I am so sorry you are going through this right now-again.
Right now you do need to just worry about you and your kids.
Try to get some rest tonight. I know it will be tough with all that is going on but you need to take care of yourself so you can take care of your kids.
I just wanted you to know that you are not alone and, although it is a little slow around here right now, we are all here to support you.
I just want to worry about my kids and myself.
Exactly right. My advice is to drop all the "checking". If he wants to cheat, you can't build the wall high enough, nor the moat wide enough, to keep him in the castle.
However, what you can do, in time, is to shut him out of your life so that what he does doesn't affect you.
Don't worry about "being supportive". In fact, REFUSE to support him. Let him put on his big boy pants and grow up all by himself.
I mean how much can a person take??
I don't know if it will make it any better, but your situation isn't that unusual. It's a false R and in my (humble?) opinion it's just about the worse thing a spouse can do to another. It takes the A and just magnifies it and makes it so much worse.

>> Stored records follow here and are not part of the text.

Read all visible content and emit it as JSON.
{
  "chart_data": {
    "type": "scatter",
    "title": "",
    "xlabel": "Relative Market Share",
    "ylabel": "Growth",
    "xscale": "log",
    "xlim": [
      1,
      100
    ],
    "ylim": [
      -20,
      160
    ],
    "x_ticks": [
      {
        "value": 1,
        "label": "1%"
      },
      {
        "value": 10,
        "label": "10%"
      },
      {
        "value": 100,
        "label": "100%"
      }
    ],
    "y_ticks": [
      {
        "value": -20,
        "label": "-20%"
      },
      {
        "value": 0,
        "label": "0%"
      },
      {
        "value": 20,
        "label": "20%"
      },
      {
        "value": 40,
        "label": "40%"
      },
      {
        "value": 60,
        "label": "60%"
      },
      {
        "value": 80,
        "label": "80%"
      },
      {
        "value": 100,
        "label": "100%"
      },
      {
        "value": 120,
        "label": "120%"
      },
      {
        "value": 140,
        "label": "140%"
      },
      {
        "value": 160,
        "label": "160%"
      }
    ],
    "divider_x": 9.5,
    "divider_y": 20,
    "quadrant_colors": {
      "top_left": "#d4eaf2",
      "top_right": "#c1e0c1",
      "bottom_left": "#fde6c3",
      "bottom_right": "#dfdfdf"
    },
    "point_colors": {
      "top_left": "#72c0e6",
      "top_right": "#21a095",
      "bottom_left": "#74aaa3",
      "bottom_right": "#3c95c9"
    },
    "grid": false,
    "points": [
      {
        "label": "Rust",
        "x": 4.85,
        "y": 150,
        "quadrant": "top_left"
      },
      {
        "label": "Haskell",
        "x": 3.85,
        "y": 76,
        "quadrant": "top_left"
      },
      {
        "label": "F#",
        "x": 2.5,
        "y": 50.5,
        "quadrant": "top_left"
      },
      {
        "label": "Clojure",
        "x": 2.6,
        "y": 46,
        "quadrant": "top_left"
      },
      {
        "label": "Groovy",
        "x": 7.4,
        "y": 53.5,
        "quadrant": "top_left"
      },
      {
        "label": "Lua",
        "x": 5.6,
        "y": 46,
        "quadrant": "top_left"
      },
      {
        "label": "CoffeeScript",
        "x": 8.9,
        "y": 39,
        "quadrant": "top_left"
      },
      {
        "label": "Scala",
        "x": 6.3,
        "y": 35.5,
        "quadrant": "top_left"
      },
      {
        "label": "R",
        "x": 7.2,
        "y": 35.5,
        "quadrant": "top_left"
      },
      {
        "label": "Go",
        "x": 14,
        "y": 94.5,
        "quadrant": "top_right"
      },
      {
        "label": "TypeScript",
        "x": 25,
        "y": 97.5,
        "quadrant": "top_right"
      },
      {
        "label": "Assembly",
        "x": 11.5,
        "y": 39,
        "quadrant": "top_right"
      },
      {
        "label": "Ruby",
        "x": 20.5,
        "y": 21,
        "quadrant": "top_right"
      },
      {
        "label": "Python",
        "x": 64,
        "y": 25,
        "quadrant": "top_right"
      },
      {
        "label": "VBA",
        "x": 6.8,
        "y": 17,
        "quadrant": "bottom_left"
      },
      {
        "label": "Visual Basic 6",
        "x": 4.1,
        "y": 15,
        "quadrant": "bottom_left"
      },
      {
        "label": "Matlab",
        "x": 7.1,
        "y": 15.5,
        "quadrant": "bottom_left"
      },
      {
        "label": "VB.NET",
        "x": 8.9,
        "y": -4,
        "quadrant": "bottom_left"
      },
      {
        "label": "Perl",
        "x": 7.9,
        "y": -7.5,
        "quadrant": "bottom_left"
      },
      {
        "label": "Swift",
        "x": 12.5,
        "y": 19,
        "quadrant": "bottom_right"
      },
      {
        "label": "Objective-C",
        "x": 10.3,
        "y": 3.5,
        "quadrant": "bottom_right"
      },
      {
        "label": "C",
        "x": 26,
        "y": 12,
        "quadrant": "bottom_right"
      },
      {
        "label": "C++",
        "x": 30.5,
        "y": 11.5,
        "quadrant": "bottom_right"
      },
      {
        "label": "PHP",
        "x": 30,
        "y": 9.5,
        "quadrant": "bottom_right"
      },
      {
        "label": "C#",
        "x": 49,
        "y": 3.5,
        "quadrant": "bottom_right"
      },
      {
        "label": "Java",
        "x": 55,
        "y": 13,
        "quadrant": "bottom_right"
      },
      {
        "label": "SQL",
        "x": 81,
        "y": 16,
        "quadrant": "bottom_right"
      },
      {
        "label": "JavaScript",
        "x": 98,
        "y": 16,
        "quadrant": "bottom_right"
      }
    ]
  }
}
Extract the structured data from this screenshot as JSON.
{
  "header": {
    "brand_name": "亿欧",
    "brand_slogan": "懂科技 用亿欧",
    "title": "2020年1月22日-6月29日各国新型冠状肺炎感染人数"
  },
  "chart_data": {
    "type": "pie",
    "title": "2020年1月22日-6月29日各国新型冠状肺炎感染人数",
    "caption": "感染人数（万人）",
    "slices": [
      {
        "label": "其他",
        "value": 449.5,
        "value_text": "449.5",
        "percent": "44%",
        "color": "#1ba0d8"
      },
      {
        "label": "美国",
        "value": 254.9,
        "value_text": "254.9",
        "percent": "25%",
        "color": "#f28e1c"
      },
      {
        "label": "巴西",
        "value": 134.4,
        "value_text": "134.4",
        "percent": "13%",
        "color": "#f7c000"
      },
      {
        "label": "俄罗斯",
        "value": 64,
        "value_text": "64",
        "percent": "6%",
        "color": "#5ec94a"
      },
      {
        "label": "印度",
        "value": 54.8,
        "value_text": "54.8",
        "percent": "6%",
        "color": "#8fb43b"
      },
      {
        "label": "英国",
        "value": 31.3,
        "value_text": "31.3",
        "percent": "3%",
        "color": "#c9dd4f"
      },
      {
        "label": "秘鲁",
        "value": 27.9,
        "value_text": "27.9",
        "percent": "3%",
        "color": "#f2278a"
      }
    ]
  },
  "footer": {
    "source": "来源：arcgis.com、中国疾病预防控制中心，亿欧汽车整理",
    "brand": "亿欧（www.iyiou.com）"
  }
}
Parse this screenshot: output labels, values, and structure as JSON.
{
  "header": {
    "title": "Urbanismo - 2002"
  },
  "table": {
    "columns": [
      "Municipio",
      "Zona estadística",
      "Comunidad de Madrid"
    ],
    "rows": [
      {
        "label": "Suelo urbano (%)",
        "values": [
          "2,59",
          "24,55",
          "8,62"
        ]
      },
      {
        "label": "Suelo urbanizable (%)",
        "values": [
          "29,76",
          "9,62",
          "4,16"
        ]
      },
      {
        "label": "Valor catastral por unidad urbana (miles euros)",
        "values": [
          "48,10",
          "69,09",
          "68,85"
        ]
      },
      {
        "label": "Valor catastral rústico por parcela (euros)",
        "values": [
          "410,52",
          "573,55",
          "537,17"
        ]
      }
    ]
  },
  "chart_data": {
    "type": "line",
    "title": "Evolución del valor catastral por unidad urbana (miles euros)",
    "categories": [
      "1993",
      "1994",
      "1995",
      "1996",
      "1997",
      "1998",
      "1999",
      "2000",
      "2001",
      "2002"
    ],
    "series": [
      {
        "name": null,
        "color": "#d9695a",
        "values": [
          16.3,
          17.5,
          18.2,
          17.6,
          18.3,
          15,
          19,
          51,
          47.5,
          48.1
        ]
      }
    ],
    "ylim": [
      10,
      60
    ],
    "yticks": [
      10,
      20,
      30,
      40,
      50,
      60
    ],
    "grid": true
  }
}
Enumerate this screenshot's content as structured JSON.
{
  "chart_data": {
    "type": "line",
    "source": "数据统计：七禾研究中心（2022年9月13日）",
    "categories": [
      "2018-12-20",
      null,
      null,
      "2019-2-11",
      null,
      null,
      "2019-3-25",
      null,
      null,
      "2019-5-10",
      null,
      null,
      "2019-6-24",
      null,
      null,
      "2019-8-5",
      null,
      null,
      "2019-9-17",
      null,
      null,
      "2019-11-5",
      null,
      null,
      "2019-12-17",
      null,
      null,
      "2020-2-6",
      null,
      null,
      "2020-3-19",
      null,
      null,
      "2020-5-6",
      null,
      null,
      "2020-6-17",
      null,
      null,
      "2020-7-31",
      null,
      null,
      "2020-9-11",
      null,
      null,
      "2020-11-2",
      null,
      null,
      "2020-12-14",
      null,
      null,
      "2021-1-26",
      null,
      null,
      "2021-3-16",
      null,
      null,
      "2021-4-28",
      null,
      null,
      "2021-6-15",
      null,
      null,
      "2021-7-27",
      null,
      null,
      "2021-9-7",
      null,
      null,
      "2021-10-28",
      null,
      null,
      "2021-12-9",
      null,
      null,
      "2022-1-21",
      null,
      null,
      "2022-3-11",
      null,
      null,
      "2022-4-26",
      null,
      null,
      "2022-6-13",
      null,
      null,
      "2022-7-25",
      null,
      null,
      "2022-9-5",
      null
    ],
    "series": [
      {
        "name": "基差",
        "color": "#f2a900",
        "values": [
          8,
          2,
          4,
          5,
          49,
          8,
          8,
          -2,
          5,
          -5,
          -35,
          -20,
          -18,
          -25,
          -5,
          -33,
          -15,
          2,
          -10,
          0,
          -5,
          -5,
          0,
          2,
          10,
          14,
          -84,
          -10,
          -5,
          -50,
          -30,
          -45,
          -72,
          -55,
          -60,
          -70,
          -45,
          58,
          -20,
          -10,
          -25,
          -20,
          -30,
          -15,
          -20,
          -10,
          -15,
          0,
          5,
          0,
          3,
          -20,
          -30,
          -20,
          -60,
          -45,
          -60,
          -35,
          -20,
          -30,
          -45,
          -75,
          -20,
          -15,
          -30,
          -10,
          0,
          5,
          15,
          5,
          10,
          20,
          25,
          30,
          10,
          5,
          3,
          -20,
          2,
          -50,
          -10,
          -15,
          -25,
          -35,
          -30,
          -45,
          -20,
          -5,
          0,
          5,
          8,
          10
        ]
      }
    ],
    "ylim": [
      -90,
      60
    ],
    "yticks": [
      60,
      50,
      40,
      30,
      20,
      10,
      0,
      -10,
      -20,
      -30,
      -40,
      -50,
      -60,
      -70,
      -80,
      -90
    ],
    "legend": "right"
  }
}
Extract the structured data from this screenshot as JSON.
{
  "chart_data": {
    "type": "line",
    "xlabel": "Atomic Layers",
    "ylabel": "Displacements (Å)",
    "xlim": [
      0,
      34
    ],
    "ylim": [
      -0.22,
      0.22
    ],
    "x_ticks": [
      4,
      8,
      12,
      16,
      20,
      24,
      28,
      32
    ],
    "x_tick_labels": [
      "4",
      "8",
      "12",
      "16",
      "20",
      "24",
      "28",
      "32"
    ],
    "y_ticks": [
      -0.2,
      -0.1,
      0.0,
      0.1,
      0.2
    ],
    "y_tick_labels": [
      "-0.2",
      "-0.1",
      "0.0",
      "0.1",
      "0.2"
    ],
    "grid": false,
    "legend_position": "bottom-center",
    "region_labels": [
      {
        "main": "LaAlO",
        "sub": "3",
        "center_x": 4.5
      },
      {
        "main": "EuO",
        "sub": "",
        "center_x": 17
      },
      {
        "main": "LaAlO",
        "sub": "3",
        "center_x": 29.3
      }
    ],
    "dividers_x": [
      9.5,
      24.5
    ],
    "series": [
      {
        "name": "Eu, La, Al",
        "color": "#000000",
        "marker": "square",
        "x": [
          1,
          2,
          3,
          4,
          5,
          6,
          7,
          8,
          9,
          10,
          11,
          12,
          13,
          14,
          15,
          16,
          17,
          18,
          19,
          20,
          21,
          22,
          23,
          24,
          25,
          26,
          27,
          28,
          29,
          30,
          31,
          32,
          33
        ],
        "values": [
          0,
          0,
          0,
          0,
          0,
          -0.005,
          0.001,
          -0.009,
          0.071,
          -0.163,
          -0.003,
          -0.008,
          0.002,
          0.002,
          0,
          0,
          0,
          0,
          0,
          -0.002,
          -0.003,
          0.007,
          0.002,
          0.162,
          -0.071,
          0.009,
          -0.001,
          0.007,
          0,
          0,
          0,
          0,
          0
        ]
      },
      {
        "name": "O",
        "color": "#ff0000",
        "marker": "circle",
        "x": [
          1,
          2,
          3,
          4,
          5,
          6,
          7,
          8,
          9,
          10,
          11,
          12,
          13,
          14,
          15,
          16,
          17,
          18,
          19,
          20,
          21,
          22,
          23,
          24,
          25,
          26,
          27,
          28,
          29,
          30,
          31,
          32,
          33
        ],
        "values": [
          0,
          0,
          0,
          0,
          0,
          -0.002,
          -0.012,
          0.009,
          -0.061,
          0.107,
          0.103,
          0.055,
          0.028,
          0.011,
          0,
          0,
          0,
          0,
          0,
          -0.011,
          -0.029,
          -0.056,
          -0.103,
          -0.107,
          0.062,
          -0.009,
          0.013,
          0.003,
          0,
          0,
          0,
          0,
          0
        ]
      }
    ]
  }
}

But, it does happen and yes, we do get through it somehow. My profile might be useful to see an example of progressing through a false R and ultimately deciding what to do about it. For me it was D, but you'll need to come to your own conclusion.
I wish you didn't have to deal with this, but you're in a good place. Keep posting. For me, SI has been close to a lifesaver. I think I'd be so much worse off if I didn't have the support of people here.
You're right to turn your concern to you and the kids. Your WH is in a magical fantasyland and he's no good to you right now. IF he snaps out of it quickly and does a whole bunch of HARD work and is ready to PROVE it to you, then maybe you'll want to give him a chance, but right now you're right to have kicked him out.
Wish you the very best!
4 kids all adults.
Married 22+ years.
I have moved on and life is good!
Yup, he's shown you exactly who he is.
When someone shows you who they really are, believe it.
Don't be surprised when he starts the whining and crying for yet another chance, and claiming he's a 'sex addict' in order to get in your good graces and blame his behavior on something medical. Seems they're pretty much ALL doing that, now.
Really sorry for the DD#2 pain bomb that you just got.
Most people here will probably say forget MC right now (waste of time and money), and do IC for you now. And if ws is truly remorseful he'd need to do his own IC to see why he did this.
I'd cancel MC ( ws will most likely just minimize and blame during MC) til ws show's commitment and accepts all terms of your requirements for R.
Start the 180 asap--now.
Good luck. Again, so sorry.
The 180 can be hard and you'll mess up sometimes. Dont be hard on yourself when that happens, just get back on track asap. Come here and post and you'll get support.
I'm so sorry this is happening.
I think you should see an attorney and find out what your rights are.
..that feeling you get in your stomach, when you heart's broken. It's like all the butterflies just died.
Look after you and your children.
PLEASE get checked for STDs.
Put yourself first now, you and your children. This is what is important now.
Be kind to yourself.
What I told WH was "what is there that you can show me is different in this DD than in the previous ones?"
If there isn't anything different, then you get him the heck out of there. If there is, then IMHO, you should think about whether it makes a difference to you or not.
In my case, I can see that DD#3 is different, but I am still trying to figure out whether it is enough to justify me trying anymore. In the meantime, I already started the protection measures mentioned by others. I'm getting my financial, document, and other ducks in order in case the other shoe drops (which is what I feel like I am waiting for).